Tras una década como mercado de compradores, el sector de la maquinaria usada en España cambia de rumbo

Tras una década como mercado de compradores, el sector de maquinaria usada en España cambia de rumbo
La demanda se está ajustando en construcción y transporte, con máquinas llegando desde tres continentes a través de la planta franca de Madrid. Fergus Garrett, director regional de Operaciones de Ritchie Bros. España, analiza las señales de 2026 y la experiencia operativa que hay detrás.


Tras aproximadamente una década en la que los compradores marcaban las condiciones, el mercado de maquinaria usada en España está cambiando de dirección. La demanda en construcción y transporte se está ajustando, y 2026 es el año en que la balanza empieza a inclinarse de nuevo hacia los vendedores.
«Siempre se mueve en ciclos, sube y baja, pero este año se nota de verdad el cambio», afirma Fergus Garrett, director regional de operaciones de Ritchie Bros.

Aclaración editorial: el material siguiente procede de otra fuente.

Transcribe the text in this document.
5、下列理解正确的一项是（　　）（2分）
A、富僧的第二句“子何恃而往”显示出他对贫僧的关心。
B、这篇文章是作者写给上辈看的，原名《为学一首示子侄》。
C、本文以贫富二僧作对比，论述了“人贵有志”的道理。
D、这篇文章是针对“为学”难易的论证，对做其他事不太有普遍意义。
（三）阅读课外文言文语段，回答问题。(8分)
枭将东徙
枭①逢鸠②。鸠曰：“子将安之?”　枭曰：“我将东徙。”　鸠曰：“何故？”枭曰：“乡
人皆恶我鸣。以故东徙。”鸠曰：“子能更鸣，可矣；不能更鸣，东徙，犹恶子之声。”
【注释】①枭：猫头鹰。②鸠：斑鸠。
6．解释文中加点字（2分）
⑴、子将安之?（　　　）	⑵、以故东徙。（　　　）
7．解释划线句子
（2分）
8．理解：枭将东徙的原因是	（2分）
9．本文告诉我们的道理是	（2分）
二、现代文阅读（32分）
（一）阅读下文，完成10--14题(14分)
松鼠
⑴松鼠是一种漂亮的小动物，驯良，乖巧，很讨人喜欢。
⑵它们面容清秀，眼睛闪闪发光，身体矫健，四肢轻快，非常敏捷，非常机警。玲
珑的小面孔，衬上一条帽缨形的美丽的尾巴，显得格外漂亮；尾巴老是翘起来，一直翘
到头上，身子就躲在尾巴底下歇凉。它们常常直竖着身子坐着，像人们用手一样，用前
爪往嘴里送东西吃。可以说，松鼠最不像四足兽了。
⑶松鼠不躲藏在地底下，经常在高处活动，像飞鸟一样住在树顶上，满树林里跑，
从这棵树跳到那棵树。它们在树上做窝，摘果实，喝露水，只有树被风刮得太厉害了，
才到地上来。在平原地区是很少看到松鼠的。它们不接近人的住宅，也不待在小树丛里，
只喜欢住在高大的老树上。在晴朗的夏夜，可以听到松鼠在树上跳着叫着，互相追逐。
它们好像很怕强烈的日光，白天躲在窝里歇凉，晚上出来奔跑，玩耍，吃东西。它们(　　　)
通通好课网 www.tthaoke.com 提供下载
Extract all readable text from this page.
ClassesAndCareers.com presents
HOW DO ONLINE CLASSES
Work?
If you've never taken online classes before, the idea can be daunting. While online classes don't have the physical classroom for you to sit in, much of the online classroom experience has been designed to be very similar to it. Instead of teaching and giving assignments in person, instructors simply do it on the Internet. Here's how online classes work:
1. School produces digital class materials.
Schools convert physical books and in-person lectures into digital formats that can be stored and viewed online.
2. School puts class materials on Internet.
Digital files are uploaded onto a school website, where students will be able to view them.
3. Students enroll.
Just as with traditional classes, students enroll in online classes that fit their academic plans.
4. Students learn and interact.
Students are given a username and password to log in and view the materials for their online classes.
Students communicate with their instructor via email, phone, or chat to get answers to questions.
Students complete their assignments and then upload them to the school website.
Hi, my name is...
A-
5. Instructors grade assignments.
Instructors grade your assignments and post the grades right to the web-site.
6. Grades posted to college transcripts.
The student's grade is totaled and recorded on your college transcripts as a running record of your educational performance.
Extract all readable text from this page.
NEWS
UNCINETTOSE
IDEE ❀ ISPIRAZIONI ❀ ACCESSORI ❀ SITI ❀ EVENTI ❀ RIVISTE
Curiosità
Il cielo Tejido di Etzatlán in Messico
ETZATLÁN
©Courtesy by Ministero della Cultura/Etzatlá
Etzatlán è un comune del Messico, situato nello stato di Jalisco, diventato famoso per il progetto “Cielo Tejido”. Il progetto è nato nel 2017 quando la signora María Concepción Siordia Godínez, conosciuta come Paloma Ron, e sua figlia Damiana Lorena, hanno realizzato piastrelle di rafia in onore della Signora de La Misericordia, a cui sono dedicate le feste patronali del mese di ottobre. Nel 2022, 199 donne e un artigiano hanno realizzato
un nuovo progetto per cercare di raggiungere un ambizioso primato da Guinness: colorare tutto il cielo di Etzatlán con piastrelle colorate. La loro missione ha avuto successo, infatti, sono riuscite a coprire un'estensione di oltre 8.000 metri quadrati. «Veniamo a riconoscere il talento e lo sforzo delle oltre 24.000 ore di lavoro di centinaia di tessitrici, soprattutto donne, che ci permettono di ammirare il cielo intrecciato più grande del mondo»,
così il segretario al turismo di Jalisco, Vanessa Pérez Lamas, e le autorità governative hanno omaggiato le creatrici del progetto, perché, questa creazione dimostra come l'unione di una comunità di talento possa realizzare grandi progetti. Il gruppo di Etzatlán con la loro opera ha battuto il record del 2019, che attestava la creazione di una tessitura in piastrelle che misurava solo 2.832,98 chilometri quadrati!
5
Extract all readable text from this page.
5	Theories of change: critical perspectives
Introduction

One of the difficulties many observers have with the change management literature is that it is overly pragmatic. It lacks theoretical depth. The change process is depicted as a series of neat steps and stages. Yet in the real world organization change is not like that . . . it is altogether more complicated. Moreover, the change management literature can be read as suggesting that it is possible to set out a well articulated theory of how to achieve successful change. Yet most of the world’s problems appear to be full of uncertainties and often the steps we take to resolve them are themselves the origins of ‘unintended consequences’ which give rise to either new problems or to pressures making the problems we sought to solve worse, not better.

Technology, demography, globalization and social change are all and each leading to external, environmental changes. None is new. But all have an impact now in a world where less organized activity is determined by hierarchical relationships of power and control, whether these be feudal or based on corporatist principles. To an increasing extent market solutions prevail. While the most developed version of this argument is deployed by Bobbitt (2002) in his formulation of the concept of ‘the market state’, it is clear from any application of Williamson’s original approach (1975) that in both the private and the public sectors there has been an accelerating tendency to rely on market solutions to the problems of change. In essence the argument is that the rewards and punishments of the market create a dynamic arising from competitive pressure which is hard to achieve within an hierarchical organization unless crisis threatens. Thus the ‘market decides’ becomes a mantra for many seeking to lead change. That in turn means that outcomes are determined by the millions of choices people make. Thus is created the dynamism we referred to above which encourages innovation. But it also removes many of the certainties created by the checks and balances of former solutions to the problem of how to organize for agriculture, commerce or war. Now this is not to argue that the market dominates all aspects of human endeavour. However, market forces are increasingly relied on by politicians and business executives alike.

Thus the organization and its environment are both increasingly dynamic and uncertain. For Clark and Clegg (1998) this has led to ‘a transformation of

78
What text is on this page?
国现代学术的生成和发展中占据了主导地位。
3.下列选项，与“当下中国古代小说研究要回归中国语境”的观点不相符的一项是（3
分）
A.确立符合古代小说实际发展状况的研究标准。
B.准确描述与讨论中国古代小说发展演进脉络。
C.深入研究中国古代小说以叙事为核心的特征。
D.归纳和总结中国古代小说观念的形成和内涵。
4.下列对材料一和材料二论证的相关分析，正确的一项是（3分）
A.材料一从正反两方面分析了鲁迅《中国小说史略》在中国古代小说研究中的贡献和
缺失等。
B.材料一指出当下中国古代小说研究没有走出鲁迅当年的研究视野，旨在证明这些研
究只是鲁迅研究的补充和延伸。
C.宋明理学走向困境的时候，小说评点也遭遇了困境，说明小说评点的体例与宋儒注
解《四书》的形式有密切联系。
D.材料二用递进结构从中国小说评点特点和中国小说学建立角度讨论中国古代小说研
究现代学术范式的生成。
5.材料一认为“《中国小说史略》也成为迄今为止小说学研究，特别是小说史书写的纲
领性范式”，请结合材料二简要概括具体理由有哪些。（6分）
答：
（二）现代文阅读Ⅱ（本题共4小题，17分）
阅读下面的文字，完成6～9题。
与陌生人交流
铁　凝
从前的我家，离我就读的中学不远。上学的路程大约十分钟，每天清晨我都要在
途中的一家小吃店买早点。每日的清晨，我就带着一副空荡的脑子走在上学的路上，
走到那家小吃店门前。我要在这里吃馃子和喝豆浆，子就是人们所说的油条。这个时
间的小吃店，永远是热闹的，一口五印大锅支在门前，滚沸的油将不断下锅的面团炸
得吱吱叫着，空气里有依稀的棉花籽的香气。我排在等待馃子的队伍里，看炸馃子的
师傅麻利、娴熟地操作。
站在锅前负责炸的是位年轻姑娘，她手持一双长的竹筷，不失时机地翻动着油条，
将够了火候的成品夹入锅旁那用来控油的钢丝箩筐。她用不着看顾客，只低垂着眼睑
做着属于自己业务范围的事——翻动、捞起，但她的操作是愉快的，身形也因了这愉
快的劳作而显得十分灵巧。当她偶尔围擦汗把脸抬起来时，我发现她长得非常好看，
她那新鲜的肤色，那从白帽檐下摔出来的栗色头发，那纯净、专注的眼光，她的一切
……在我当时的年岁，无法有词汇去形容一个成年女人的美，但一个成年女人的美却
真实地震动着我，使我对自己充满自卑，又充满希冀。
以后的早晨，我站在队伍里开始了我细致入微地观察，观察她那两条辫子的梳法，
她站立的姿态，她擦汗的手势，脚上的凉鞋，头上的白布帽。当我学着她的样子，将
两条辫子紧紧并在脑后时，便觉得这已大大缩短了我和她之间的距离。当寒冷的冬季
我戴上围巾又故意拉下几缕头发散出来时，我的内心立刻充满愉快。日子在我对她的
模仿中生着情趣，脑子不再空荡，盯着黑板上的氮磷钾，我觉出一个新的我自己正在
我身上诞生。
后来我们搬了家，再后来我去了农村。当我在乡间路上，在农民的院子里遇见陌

España.


Hace una década el panorama era el inverso. Tras la crisis de 2008, entre el 70 y el 80% de lo que se vendía en España se exportaba, a medida que los propietarios liquidaban sus flotas y se abría un vacío en el mercado nacional. A partir de 2018, con la recuperación de la economía y la construcción, resurgió una base de compradores nacionales que empezó a traer de vuelta maquinaria desde otros países y continentes.
Un mercado moldeado por los flujos globales.


Los cambios en el comercio mundial están reforzando esta tendencia, y los fabricantes canalizan cada vez más su maquinaria a través de Madrid para llegar a compradores alternativos. Pueden hacerlo porque la planta principal de Ritchie Bros. en España, en Ocaña, es un recinto franco y libre de aranceles: las máquinas entran, se almacenan y se venden sin necesidad de una importación formal hasta el momento de la compra.


Los puertos de Valencia, Barcelona y Santander abastecen a compradores de Latinoamérica, el norte de África y Oriente Medio. El idioma compartido convierte a España en una puerta de entrada consolidada en ambas direcciones, con Ritchie Bros. Logistics, el equipo interno de logística, enviando maquinaria a todo el mundo.
Leer el mercado es una cosa; mover la maquinaria a través de él es otra muy distinta, y ahí es donde la operación española resulta verdaderamente diferencial.


Convertir la complejidad regional en una transacción sin fisuras

España está dividida en comunidades autónomas, cada una con su propia administración y, en el caso de Cataluña, su propio idioma. Como resultado, la documentación necesaria para matricular y transferir una máquina puede variar de una comunidad a otra.


Ritchie Bros. aplica un único estándar global en cada venta —la misma aplicación de inspección, la misma formación y las mismas categorías de equipos utilizadas en toda su red— y absorbe internamente esa variación regional, de modo que el cliente nunca tiene que lidiar con ella.


«Cada venta lleva una carga de trabajo que la mayoría nunca ve, y en España buena parte de esa carga es regional y realmente compleja», añade Fergus. «Ahí es exactamente donde marcamos la diferencia: hemos construido durante muchos años el conocimiento interno para asumirlo todo nosotros mismos, de modo que, por exigente que sea el proceso, el cliente obtiene siempre una transacción limpia y sencilla.»
Los datos lo confirman. Según el activo, una sola transferencia de titularidad puede requerir entre cinco y dieciséis documentos. En lugar de trasladar esa carga al cliente, la compañía se convierte en el único punto de contacto entre comprador y vendedor, asumiendo el control de la transferencia.


Un equipo de documentación dedicado registra el estado de la ITV de cada activo y su historial de propiedad, comprobando posibles cargas o embargos frente al anuncio, de forma que los compradores saben exactamente qué están pujando antes de la subasta. Las inspecciones se centran en el estado, la usabilidad y la transparencia, y las relaciones se mantienen estrechas: la antigüedad media del equipo español ronda la década.

Una experiencia que crece con el proyecto


El alcance de esa experiencia queda patente en el mayor proyecto que Ritchie Bros. ha gestionado para el mercado español: cerca de 4.000 máquinas procedentes de un único programa de infraestructuras del norte de África, transportadas en unos 21 movimientos de buque hasta Cartagena, trasladadas a Madrid y vendidas a lo largo de 18 meses a compradores de casi 90 países.


Más de 1.000 unidades fueron reparadas, repintadas y reacondicionadas internamente primero: cerca de 80 millones de euros en maquinaria, un único estándar global y un equipo regional, de principio a fin.
«El conocimiento, la experiencia y la dedicación aquí no tienen parangón», concluye Fergus. «España es un centro altamente internacional, y el éxito se debe a un equipo sólido y a alianzas a largo plazo.»